The outermost stellar halo of NGC 5128 (Centaurus A): Radial structure^⋆

¹ European Southern Observatory, Karl-Schwarzschild Strasse 2, 85748 Garching, Germany
e-mail: mrejkuba@eso.org
² Department of Physics and Astronomy, McMaster University, Hamilton, ON L8S 4M1, Canada
³ INAF, Osservatorio Astronomico di Padova, Vicolo dell’Osservatorio 5, 35122 Padova, Italy
⁴ University of Tampa, Department of Chemistry, Biochemistry, and Physics, 401 West Kennedy Boulevard, Tampa, FL 33606, USA
⁵ Department of Physics and Astronomy, University of Waterloo, Waterloo, ON N2L 3G1, Canada

Received: 19 May 2021
Accepted: 24 September 2021

Abstract

Context. The extended stellar halos of galaxies contain important clues for investigating their assembly history and evolution.
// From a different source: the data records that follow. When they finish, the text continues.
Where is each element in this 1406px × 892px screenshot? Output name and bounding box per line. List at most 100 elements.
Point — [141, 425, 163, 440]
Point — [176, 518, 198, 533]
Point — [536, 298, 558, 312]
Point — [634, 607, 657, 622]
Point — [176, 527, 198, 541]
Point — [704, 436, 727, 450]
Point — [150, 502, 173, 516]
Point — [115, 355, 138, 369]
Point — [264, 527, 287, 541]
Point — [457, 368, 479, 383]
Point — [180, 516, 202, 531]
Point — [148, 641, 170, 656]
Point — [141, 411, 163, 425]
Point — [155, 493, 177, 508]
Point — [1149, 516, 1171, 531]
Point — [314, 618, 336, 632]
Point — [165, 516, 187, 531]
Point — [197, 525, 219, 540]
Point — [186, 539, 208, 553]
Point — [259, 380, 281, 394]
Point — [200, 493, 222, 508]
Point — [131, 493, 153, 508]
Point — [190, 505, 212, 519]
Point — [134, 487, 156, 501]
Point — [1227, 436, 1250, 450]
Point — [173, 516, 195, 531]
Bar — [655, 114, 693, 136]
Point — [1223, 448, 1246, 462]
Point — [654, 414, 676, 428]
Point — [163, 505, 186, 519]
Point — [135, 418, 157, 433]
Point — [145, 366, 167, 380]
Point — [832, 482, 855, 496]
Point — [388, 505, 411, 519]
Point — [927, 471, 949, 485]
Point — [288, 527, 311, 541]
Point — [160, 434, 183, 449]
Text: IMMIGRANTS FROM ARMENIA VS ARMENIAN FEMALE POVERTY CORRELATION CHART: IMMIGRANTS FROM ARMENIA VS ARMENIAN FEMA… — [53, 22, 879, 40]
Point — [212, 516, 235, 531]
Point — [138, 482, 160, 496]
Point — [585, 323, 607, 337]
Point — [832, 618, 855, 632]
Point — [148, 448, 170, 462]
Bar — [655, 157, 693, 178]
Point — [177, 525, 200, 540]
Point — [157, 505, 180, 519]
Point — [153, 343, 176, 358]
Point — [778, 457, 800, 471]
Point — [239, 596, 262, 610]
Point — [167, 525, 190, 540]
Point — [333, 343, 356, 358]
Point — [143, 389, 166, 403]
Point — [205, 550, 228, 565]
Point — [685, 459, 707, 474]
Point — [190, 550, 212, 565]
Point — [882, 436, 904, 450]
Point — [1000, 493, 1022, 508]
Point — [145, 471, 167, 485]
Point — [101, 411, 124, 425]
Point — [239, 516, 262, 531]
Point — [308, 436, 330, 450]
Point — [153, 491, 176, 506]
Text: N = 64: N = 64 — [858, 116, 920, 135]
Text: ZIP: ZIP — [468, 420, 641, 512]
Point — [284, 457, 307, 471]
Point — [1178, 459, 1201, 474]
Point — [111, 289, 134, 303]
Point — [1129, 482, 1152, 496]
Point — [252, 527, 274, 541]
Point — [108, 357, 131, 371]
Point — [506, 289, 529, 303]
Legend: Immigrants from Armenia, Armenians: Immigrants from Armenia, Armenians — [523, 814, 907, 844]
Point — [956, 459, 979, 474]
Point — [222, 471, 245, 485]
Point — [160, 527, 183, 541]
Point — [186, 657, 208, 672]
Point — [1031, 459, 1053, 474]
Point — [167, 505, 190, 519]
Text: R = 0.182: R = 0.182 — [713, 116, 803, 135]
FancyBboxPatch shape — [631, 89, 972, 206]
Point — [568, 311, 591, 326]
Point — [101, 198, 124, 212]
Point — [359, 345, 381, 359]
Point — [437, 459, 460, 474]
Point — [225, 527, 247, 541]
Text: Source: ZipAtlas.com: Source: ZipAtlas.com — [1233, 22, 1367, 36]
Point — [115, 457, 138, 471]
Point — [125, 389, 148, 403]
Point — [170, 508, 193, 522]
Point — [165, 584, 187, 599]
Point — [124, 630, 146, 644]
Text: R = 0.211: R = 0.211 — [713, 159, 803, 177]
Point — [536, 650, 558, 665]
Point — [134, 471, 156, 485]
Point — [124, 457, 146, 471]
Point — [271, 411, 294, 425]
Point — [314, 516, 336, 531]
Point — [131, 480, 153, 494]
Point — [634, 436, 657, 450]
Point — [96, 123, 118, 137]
Aims. We investigate the resolved stellar content and the extended halo of NGC 5128 as a function of galactocentric distance, and trace the halo outward to its currently detectable limits.
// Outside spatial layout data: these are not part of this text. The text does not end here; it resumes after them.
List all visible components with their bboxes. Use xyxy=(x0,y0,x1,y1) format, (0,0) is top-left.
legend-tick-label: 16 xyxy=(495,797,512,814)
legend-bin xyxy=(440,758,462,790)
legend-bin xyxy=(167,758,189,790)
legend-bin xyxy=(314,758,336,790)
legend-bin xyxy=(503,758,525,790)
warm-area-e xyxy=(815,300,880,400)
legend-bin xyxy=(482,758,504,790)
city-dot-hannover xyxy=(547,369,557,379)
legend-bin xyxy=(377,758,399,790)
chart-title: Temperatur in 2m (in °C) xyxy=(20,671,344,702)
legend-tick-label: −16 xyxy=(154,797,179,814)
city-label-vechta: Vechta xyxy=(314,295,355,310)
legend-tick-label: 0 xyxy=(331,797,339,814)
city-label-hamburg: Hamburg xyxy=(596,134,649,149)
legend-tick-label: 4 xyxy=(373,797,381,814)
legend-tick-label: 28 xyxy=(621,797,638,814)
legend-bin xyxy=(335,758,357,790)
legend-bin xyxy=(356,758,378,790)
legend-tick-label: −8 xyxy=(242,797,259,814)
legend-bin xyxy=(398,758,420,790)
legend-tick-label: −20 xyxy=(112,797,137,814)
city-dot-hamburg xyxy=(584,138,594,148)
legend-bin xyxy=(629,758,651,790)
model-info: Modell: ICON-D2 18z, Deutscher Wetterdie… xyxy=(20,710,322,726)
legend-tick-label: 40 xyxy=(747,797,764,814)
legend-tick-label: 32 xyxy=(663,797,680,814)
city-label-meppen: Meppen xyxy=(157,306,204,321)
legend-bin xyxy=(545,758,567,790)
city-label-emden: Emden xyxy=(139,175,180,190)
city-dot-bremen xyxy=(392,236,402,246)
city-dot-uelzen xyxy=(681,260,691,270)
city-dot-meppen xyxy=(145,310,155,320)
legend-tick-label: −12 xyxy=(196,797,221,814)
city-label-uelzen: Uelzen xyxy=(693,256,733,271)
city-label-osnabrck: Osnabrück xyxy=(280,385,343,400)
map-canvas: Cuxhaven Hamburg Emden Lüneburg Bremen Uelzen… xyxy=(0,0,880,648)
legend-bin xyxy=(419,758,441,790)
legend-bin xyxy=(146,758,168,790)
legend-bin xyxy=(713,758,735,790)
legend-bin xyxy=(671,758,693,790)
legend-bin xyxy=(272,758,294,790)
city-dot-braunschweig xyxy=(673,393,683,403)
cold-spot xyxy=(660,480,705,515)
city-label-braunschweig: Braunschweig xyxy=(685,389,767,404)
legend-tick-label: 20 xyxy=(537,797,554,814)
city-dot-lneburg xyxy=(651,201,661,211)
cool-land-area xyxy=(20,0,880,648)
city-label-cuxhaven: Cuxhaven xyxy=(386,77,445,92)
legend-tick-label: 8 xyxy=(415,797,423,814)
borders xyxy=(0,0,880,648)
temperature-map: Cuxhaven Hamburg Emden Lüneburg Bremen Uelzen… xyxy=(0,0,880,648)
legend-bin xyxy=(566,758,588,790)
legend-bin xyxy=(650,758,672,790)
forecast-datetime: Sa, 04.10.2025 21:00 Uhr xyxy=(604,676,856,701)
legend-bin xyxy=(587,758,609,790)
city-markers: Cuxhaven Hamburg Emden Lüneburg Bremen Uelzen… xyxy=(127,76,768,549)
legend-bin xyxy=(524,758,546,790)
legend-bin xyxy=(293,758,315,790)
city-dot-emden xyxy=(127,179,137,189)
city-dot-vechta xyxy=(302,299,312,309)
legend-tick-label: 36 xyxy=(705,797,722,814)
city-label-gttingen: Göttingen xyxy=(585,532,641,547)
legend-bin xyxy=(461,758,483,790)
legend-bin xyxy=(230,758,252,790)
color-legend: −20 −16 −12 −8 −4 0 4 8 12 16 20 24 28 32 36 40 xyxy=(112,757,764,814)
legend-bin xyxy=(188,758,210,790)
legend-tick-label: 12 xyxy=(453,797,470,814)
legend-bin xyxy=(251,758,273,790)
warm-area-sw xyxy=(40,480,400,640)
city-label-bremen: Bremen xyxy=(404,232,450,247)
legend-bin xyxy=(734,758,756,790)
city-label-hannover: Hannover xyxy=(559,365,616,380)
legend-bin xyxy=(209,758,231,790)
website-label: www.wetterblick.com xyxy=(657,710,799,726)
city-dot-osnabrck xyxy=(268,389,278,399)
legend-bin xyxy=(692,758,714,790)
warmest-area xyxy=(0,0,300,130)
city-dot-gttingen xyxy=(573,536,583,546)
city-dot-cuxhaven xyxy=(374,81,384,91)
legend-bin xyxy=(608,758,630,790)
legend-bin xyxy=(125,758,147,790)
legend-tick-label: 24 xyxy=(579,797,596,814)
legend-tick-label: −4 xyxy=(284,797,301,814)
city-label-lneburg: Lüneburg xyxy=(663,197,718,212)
Methods. We used Hubble Space Telescope images obtained with the WFPC2, ACS, and WFC3 cameras equipped with F606W and F814W filters to resolve individual red giant branch (RGB) stars in 28 independent pointings across the halo of NGC 5128. The stellar halo analysis for 14 of these pointings is presented here for the first time. Star counts from deep VI color-magnitude diagrams reaching at least 1.5 mag below the tip of the RGB are used to derive the surface density distribution of the halo. The contamination by Milky Way stars is assessed with a new control field, with models, and by combining optical and near-IR photometry.
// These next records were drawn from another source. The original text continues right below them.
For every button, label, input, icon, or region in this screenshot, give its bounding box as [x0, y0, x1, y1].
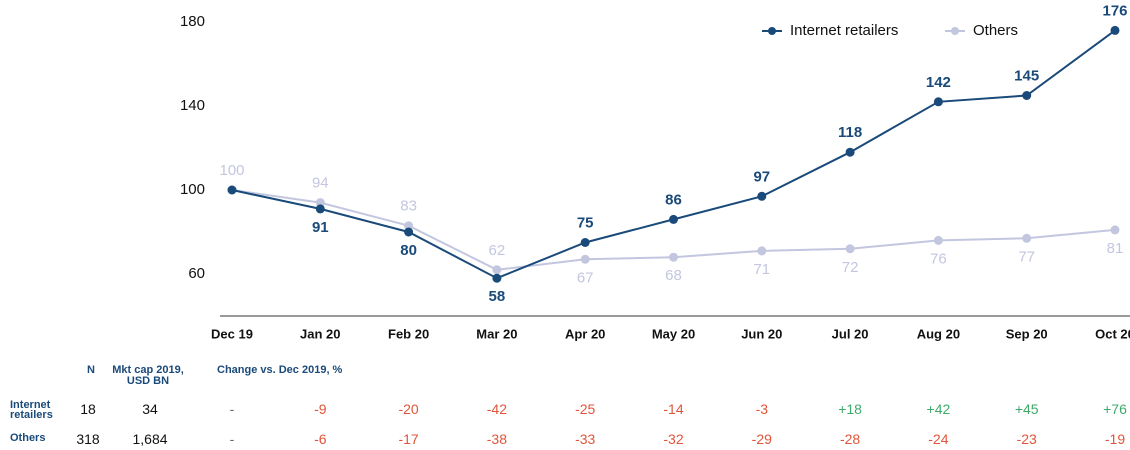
table-cell: -20	[398, 401, 419, 417]
point	[315, 198, 325, 208]
x-tick-label: Feb 20	[388, 326, 429, 341]
table-cell: -17	[398, 431, 419, 447]
point	[845, 147, 855, 157]
point	[757, 246, 767, 256]
point	[404, 227, 414, 237]
data-label: 71	[753, 261, 770, 278]
table-cell: -19	[1104, 431, 1126, 447]
data-label: 118	[838, 124, 862, 141]
data-label: 75	[577, 214, 594, 231]
table-cell: -3	[755, 401, 769, 417]
x-tick-label: Jul 20	[832, 326, 869, 341]
data-label: 97	[753, 168, 770, 185]
data-label: 72	[842, 259, 859, 276]
table-header: Change vs. Dec 2019, %	[217, 364, 343, 376]
table-cell: -24	[928, 431, 949, 447]
x-tick-label: Jun 20	[741, 326, 782, 341]
data-label: 86	[665, 191, 682, 208]
y-tick-label: 100	[180, 181, 205, 198]
table-cell: -6	[314, 431, 327, 447]
table-cell: -23	[1016, 431, 1037, 447]
point	[315, 204, 325, 214]
point	[933, 235, 943, 245]
point	[227, 185, 237, 195]
table-cell: 318	[76, 431, 100, 447]
data-label: 81	[1107, 240, 1124, 257]
x-tick-label: Jan 20	[300, 326, 340, 341]
x-tick-label: May 20	[652, 326, 695, 341]
point	[845, 244, 855, 254]
table-cell: 34	[142, 401, 158, 417]
legend-marker	[951, 27, 959, 35]
table-cell: +42	[926, 401, 951, 417]
x-tick-label: Sep 20	[1006, 326, 1048, 341]
point	[492, 273, 502, 283]
point	[1110, 225, 1120, 235]
table-cell: -28	[839, 431, 861, 447]
y-tick-label: 180	[180, 13, 205, 30]
data-label: 94	[312, 175, 329, 192]
data-label: 58	[489, 288, 506, 305]
table-cell: -33	[575, 431, 596, 447]
data-label: 145	[1014, 67, 1039, 84]
point	[1022, 91, 1032, 100]
data-label: 67	[577, 269, 594, 286]
table-cell: 1,684	[132, 431, 168, 447]
x-tick-label: Dec 19	[211, 326, 253, 341]
table-cell: -14	[663, 401, 684, 417]
table-cell: +45	[1014, 401, 1039, 417]
point	[1022, 233, 1032, 243]
legend-label: Internet retailers	[790, 22, 898, 39]
table-cell: -32	[663, 431, 684, 447]
point	[669, 214, 678, 224]
table-cell: +18	[838, 401, 862, 417]
table-header: Mkt cap 2019, USD BN	[112, 364, 184, 387]
y-tick-label: 60	[188, 265, 205, 282]
table-cell: -	[229, 401, 235, 417]
data-label: 91	[312, 219, 329, 236]
table-cell: -25	[575, 401, 596, 417]
table-cell: -38	[486, 431, 508, 447]
row-label: Others	[10, 432, 46, 444]
point	[933, 97, 943, 107]
point	[1110, 25, 1120, 35]
point	[580, 238, 590, 247]
row-label: Internet retailers	[10, 399, 53, 421]
table-cell: 18	[80, 401, 96, 417]
data-label: 62	[489, 242, 506, 259]
data-label: 83	[400, 198, 417, 215]
point	[492, 265, 502, 275]
data-label: 142	[926, 74, 951, 91]
data-label: 100	[219, 162, 244, 179]
point	[669, 252, 678, 262]
x-tick-label: Mar 20	[476, 326, 517, 341]
data-label: 176	[1102, 2, 1127, 19]
data-label: 76	[930, 250, 947, 267]
legend-label: Others	[973, 22, 1018, 39]
x-tick-label: Oct 20	[1095, 326, 1130, 341]
line	[231, 29, 1116, 280]
table-cell: -	[229, 431, 235, 447]
table-cell: -29	[751, 431, 772, 447]
x-tick-label: Apr 20	[565, 326, 605, 341]
data-label: 68	[665, 267, 682, 284]
point	[404, 221, 414, 231]
table-header: N	[87, 364, 95, 376]
x-tick-label: Aug 20	[917, 326, 960, 341]
data-label: 77	[1018, 248, 1035, 265]
table-cell: +76	[1103, 401, 1127, 417]
point	[580, 254, 590, 264]
data-label: 80	[400, 242, 417, 259]
table-cell: -9	[314, 401, 327, 417]
legend-marker	[768, 27, 776, 35]
y-tick-label: 140	[180, 97, 205, 114]
point	[757, 191, 767, 201]
table-cell: -42	[486, 401, 508, 417]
Results. We present a new calibration of the WFC3 F606W + F814W photometry to the ground-based VI photometric system. The photometry shows that the stellar halo of NGC 5128 is dominated by old RGB stars that are present in all fields. The V-band surface brightness of fields changes from 23 to 32 mag arcsec⁻² between the innermost field only 8.3 kpc from the galaxy center to our outermost halo fields, which are located 140 kpc away from the center along the major axis and 92 kpc along the minor axis. Within the inner ∼30 kpc, we also find evidence for a 2 − 3 Gyr old population traced by asymptotic giant branch stars that are brighter than the tip of the RGB. This population contributes only up to 10% in total stellar mass if it is 2 Gyr old, but a larger fraction of 30 − 40% is required if its age is 3 Gyr. The stellar surface density profile is well fit by a classic r^1/4 curve or a simple power-law form ∼r^−3.1 over the full radial range, with no obvious break in the slope, but with large field-to-field scatter. The ellipticity measured from integrated-light photometry in the inner parts, e = (b/a) = 0.77, flattens to e = 0.54 ± 0.02 beyond 30 kpc. Considering the flattening of the outer halo, the projection of the elliptical isophote on the semimajor axis for our most distant field reaches nearly 30 effective radii.